Löst Wermuth einen neuen «Brunner»-Effekt aus?

Wählt Frauen! Dazu ruft die Inlandchefin dieser Zeitung in der Ausgabe vom Wochenende auf. Im Fokus hatte sie die anstehenden Ersatzwahlen in den Bundesrat – wie auch die Nationalratswahlen 2019. Dies generell – zudem aber mit Blick auf die Ständeratsnomination der SP Aargau. Dass die Sozialdemokraten einem Mann den Vorzug gegeben haben, sollten die bürgerlichen Parteien als Schwäche der SP nutzen – und eigene Frauen aufbauen.

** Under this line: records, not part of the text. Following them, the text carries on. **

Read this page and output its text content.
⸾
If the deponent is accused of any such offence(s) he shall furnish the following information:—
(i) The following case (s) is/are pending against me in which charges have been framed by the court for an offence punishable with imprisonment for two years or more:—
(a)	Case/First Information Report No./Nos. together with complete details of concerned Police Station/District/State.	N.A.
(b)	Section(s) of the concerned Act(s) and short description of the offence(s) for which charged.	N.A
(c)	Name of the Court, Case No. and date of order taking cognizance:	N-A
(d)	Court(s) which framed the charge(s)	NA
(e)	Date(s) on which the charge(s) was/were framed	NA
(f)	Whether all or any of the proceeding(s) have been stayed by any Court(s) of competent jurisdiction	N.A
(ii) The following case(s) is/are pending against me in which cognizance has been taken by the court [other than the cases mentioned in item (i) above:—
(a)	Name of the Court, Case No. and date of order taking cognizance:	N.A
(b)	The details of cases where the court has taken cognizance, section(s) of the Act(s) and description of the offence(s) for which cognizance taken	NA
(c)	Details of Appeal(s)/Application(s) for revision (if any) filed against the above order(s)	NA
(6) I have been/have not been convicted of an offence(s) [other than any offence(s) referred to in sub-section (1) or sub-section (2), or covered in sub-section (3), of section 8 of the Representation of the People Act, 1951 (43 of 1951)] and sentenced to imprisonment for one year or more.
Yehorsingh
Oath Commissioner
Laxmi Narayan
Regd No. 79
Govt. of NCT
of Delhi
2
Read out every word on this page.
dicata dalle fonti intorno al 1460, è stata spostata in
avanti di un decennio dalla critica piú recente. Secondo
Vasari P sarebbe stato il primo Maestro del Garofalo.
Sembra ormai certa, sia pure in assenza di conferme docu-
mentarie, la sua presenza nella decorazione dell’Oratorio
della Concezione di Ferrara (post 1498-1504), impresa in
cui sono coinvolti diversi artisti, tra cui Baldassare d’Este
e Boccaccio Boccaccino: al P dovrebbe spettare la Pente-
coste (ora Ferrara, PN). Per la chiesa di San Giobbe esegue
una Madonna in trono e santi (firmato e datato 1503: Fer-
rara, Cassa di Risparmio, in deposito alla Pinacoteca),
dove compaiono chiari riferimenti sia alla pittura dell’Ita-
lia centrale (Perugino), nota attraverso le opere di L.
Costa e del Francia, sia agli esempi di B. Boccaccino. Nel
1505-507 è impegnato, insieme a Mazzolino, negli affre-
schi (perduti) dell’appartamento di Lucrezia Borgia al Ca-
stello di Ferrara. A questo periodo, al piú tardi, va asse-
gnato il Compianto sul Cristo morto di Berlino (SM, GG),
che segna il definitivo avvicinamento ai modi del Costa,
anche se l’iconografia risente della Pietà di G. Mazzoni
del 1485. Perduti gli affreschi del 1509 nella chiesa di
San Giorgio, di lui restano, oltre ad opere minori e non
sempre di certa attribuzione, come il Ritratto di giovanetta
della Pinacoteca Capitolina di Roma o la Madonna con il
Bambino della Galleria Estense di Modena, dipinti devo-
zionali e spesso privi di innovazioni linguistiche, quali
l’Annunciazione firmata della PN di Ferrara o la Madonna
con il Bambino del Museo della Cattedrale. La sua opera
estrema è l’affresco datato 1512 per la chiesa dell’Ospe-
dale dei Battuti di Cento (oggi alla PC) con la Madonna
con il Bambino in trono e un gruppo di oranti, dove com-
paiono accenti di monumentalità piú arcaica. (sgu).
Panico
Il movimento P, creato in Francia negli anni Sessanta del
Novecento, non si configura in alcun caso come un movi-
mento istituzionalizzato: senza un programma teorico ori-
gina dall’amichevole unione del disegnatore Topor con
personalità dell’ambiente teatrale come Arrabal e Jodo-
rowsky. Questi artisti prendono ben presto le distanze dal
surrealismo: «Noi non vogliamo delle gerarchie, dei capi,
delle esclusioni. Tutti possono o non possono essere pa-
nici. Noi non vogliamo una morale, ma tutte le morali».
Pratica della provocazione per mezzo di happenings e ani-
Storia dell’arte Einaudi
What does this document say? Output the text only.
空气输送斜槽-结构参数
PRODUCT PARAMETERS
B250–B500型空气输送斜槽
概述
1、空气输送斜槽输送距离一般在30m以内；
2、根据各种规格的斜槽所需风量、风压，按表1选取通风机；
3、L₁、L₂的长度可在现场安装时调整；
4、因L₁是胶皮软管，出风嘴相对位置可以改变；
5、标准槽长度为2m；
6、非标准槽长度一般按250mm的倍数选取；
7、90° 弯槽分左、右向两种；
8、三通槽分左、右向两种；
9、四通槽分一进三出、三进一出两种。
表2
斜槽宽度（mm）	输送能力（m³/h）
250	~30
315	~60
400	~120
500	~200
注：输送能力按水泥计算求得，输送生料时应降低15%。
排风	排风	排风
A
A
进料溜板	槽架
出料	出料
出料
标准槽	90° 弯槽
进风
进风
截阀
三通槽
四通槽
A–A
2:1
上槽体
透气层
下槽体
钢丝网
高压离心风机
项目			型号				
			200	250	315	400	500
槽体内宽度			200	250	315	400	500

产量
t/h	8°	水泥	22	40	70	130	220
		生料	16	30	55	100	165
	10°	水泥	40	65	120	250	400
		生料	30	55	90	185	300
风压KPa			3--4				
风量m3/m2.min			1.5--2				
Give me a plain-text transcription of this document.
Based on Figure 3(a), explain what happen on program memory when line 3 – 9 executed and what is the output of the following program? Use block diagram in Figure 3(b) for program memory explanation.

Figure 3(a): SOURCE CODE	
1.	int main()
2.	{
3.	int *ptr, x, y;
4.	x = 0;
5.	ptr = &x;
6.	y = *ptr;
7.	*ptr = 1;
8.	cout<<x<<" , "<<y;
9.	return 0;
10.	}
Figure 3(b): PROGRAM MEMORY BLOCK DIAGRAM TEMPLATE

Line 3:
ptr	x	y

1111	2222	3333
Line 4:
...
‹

Das Szenario erinnert an das Jahr 1993. Damals wurde in Bern nicht Christiane Brunner zur SP-Bundesrätin gewählt, sondern deren Parteikamerad Francis Matthey. Die Genossinnen traten ihm kräftig auf die Füsse – Politik ist in Wahlzeiten eine Kampfsportart –, worauf er nach einer Bedenkfrist verzichtete. Gewählt wurde schliesslich Ruth Dreifuss.

Die Ereignisse rund um die Nicht-Wahl von Brunner und die Personen Brunner und Dreifuss als Sympathieträgerinnen führten zu einer seit der Einführung des Frauenstimmrechts nicht mehr gesehenen Solidarisierung der Schweizer Frauen. Die zu diesem Zeitpunkt eingeschlafene Frauenbewegung mobilisierte sich, was zu einem Druck auf Verbände, Gewerkschaften und Parteien führte und Frauenthemen und -forderungen wieder auf die Tagesordnung brachte.

So auch im Aargau. Da standen wenige Wochen nach dem Berner Eklat Grossratswahlen an. Ins damals 200 Mitglieder umfassende Kantonsparlament wurden 44 SP-Mitglieder gewählt – 7 mehr als 1989. Zum Teil das Resultat einer Listenverbindung mit den Grünen. Als GegenW bewegung zum Linksrutsch zog die Autopartei – die spätere Freiheitspartei – mit 19 Sitzen in den Ratssaal ein.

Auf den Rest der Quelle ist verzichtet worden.